Amelia Peabody 15: Der Herr des Sturms
und genoss eine handfeste Auseinandersetzung.
»Tut mir Leid, wenn ich dich enttäusche, Selim«, meinte Ramses. »Es sind Touristen, unwahrscheinlich, dass wir sie je wieder sehen. Außerdem war die ganze Sache ein Missverständnis. Der Bursche hat nichts gegen mich.«
»Pfft«, machte Selim.
Nach einer Weile gelangten die Kinder an einen Punkt, den erfahrene Eltern gut kennen; die Tränen flossen häufiger, Labiba schlug Davy, weil er das Baby geschubst hatte. Er schlug zurück.
»Zeit zum Aufbruch.« Nefret trennte die beiden Streithähne. »Sie sind müde.«
»Ganz bestimmt.« Ramses schnappte sich seine Tochter, die zu langatmigen Erklärungen ausholte – vielleicht war es auch Protest. Er verstand nur zwei Wörter. Eines klang wie Suaheli, das andere Schwedisch. Keines hätte in den Zusammenhang gepasst.
Daoud nahm die beiden zappelnden, schmuddeligen Kinder in seine liebevolle Umarmung und reichte sie Ramses und Nefret hoch, nachdem diese aufgesessen hatten. »Du bist ein Dreckspatz«, informierte Ramses seine Tochter. »Was ist dieses lila Zeugs auf deinem Gesicht?«
Sie strahlte ihn verschmitzt an und rieb ihr Gesicht an seinem Hemd.
Wie stets brauchten die Frauen eine halbe Ewigkeit zum Abschiednehmen. Derweil sie noch rasch ein letztes Lebewohl und die allerneuesten Neuigkeiten austauschten, trat Selim zu ihm.
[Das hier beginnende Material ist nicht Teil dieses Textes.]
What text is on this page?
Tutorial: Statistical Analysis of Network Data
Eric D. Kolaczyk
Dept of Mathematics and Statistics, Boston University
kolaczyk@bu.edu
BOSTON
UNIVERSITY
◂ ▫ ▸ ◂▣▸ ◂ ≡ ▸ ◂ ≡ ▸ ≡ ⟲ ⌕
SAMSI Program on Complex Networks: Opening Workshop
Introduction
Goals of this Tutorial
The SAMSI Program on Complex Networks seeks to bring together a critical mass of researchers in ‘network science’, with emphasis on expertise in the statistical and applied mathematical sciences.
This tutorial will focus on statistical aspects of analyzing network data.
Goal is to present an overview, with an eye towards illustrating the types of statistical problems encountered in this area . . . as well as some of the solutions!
»Wirst du der Sitt Hakim von Hassan und der Sache mit Vaters Grab berichten?«
»Früher oder später erfährt sie es ohnehin. Was hast du, Selim? Ich sehe doch, dass dich irgendwas bedrückt.«
»Ach, nichts von Bedeutung.« Selim zupfte an seinem Bart. »Es ist nur … was hat Hassan getan, dass er sich schuldig fühlt und sühnen muss?«
Emerson tobte, als er entdeckte, dass ich seinen Artikel fertig gestellt hatte. Wir hatten einen erfrischenden kleinen Disput, nachher ließ er sich fluchend dazu herab, meinen Text durchzugehen, und warf mit Füllfedern um sich. Ich gratulierte mir im Geiste zu meinem Einfall, der zwei positive Begleiteffekte hatte: Erstens musste Emerson sich dem Artikel jetzt widmen, was er ohne meine Intervention nie getan hätte, zweitens würde er nicht mehr ständig an den Diebstahl denken und wie er ihn möglicherweise hatte verhindern können. Nach solchen Wutausbrüchen ist mein Gatte immer wie ausgewechselt.
Wie erwartet verschafften unsere Telegramme uns keine neuen Informationen. Thomas Russells Antwort erreichte uns am Samstag. Sein Stil war ebenso spröde wie Emersons: Im Zug sei niemand mit dieser Beschreibung oder diesem Namen gewesen. Mit keinem Wort verlangte er nach einer Erklärung; er kannte Emerson gut genug, um zu wissen, dass er ihm keine liefern würde.
Emerson zerknüllte das Papier und warf das Kügelchen der Großen Katze des Re zu, der daran schnüffelte, es für ungenießbar befand und verschmähte.
Als wir uns auf die Zugfahrt am Sonntagabend vorbereiteten, hatte Sethos noch immer nicht reagiert. Emerson hatte ihm an seine beiden Anschriften telegrafiert. Auf meine Bitte hin zeigte er mir den Text, und ich muss sagen, er hatte die nötigen Informationen kommuniziert, ohne die Fakten preiszugeben. Das wäre auch katastrophal gewesen, denn die Angestellten im Telegrafenamt hätten die Nachricht in ganz Luxor verbreitet.
Cyrus’ erste Entrüstung war einem Zustand tiefer Melancholie gewichen. Er hatte mit sich selbst gehadert, ob er nach Kairo fahren und den Dieb verfolgen oder ob er im Schloss auf die verbliebenen Artefakte aufpassen sollte. Er entschied sich für Letzteres, nachdem ich ihm erklärt hatte, dass Martinelli zwar der Polizei entwischt sei, wir aber keinerlei Beweis hätten, ob er sich tatsächlich in Kairo aufhielt. Allein bei dem Gedanken, dass der Übeltäter in der Nähe herumlungern und auf eine Gelegenheit warten könnte, einen erneuten Vorstoß auf den Schatz zu machen, brach Cyrus der kalte Schweiß aus. Er begleitete uns nicht einmal zum Bahnhof.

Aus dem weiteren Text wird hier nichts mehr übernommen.